In 1993, deep secretly at the Los Alamos National Laboratory in New Mexico, a slight light inside the fuel tank of a bus sparked an issue that had not yet ended.
The Liquid Scintillator Neutrino Detector (LSND) was looking for explosive radiation emitted by neutrinos, which is lighter and more rare in all known primary sources. “The most amazing thing was what we saw,” said Bill Louis, one of the pilot leaders.
The problem was that saw a lot. Researchers thought that neutrines could fly in different directions during flight. The LSND had begun testing this concept by pointing to the price of muon neutrinos, one of the three known types, in the fuel tank, and counting the number of electrons neutrinos that arrived there. However Louis and his team noticed more neutrin electrons coming into the tank than the simple theory of neutrino oscillations predicted.
Since then, more neutrino tests have been performed, each larger than the last. In the mountains, in uncharted caves, and glaciers below the South Pole, astronomers have established churches with tiny sliding particles. But as the experiment detected neutrinos from all sides, they continued to provide conflicting images of how small particles act. “The plot is still growing,” Louis said.
“It is a very confusing story. I call it the Forking Paths Field, ”he said Carlos Argüelles-Delgado, a neuroscientist at Harvard University. In Jorge Luis Borges’ short talk in 1941 of the title, the branches of time become innumerable future. With neutrinos, conflicting results have led believers to follow different paths, unsure of which data to believe and which could be misleading. “Like any research article, you sometimes see the benefits and throw them in the wrong direction,” Argüelles-Delgado said.
A simple explanation for the LSND anomaly was the presence of a new, fourth type of neutrino, called a sterile neutrino, which combines all types of neutrino according to new rules. Barren neutrons allow muon neutrons to move easily in electron neutrons at short distances to the fuel tank.
But over time, the sterile neutrino did not match the results of other experiments. “We had our best ideas, but the problem was that somewhere they failed miserably,” Argüelles-Delgado said. “We were deep in the woods, and we had to get out.”
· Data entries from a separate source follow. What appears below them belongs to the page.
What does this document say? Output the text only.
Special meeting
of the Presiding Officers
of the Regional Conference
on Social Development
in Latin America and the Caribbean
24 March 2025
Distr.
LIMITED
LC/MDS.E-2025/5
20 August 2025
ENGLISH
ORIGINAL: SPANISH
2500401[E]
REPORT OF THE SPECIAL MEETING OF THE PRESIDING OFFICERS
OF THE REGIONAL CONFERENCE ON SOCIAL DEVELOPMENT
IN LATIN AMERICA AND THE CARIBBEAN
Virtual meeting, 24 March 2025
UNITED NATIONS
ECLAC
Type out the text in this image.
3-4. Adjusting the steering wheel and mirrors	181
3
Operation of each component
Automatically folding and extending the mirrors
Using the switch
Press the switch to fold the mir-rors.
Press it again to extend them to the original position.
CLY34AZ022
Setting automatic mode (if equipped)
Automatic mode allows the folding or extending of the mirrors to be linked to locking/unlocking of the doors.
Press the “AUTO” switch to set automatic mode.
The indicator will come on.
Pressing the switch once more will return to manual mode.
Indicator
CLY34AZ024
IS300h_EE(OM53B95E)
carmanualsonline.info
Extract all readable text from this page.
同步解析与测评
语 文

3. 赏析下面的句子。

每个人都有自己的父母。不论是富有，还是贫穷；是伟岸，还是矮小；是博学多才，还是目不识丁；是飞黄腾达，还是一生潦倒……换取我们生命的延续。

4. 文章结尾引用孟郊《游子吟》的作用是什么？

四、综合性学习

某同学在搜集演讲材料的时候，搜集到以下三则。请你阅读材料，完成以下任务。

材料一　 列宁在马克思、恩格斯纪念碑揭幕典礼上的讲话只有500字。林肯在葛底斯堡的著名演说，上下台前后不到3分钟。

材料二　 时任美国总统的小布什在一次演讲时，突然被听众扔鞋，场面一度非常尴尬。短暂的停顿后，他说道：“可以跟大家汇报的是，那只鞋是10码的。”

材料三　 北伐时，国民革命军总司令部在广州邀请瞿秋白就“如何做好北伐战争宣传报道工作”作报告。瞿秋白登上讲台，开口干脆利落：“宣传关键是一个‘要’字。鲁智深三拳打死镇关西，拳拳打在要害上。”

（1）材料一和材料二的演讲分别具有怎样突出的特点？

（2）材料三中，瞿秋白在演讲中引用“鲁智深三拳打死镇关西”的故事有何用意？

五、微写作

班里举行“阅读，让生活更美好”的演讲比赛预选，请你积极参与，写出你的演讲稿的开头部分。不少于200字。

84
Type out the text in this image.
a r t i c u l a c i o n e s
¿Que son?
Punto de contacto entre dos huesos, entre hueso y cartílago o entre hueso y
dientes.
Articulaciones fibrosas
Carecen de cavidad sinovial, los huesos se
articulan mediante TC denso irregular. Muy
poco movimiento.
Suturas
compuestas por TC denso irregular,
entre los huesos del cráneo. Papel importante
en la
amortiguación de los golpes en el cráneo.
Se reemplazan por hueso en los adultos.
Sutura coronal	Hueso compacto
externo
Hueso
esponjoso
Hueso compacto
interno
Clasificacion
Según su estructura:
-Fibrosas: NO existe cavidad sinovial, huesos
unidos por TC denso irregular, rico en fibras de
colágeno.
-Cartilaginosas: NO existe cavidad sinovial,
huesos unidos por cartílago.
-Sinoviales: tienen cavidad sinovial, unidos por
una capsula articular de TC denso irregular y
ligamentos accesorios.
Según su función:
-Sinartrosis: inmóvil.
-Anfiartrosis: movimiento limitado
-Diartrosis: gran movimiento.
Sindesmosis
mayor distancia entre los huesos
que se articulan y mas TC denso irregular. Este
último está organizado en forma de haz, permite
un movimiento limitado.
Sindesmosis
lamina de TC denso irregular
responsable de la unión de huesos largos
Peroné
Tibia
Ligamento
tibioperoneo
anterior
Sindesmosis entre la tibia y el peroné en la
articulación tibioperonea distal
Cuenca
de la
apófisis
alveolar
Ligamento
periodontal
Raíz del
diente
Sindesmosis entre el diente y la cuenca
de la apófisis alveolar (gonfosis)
Forced to return, astronomers have been reconsidering the causes of the chaos and its consequences. In recent years, they have developed new theories that are far more complex than the infertile neutrino, but which, if correct, can completely change physics – eliminating distortions in neutrino oscillation data and other major physics mysteries simultaneously. At the very least, these new species have heavy neutrins that can contain black matter, invisible matter that covers galaxies that appear to be four times larger than ordinary objects.
Now, four reviews released yesterday with a MicroBooNE test at the Fermi National Accelerator Laboratory near Chicago and some recent research from the IceCube detector at the South Pole all suggest that the most complex theories of neutrino could be on the right track — even though the future is uncertain.
Argüelles-Delgado states: “I feel as if something inside of it. “It’s a very difficult place to point out.”
When Wolfgang Pauli spoke of the existence of neutrino in 1930 to describe the disappearance of energy from radioactive decay, he called it the “incurable drug.” His imaginary design did not have a lot of power or electricity, which makes him doubt that experimentation can detect it. “It’s something no believer should do,” he wrote in his journal at the time. But in 1956, in a different experiment with LSND, there was a neutrino.
Soon, success was interrupted when astronomers discovered neutrinos coming from the sun, from which tiny droplets of light emitted by nectar, and found less than half of the predicted number of stars and their reaction to nuclear energy. By the 1990’s, it was clear that neutrinos were performing a miracle. Not only do solar neutrinos appear to be miraculously extinct, but also neutrinos fall to the earth when cosmic light collides with the atmosphere.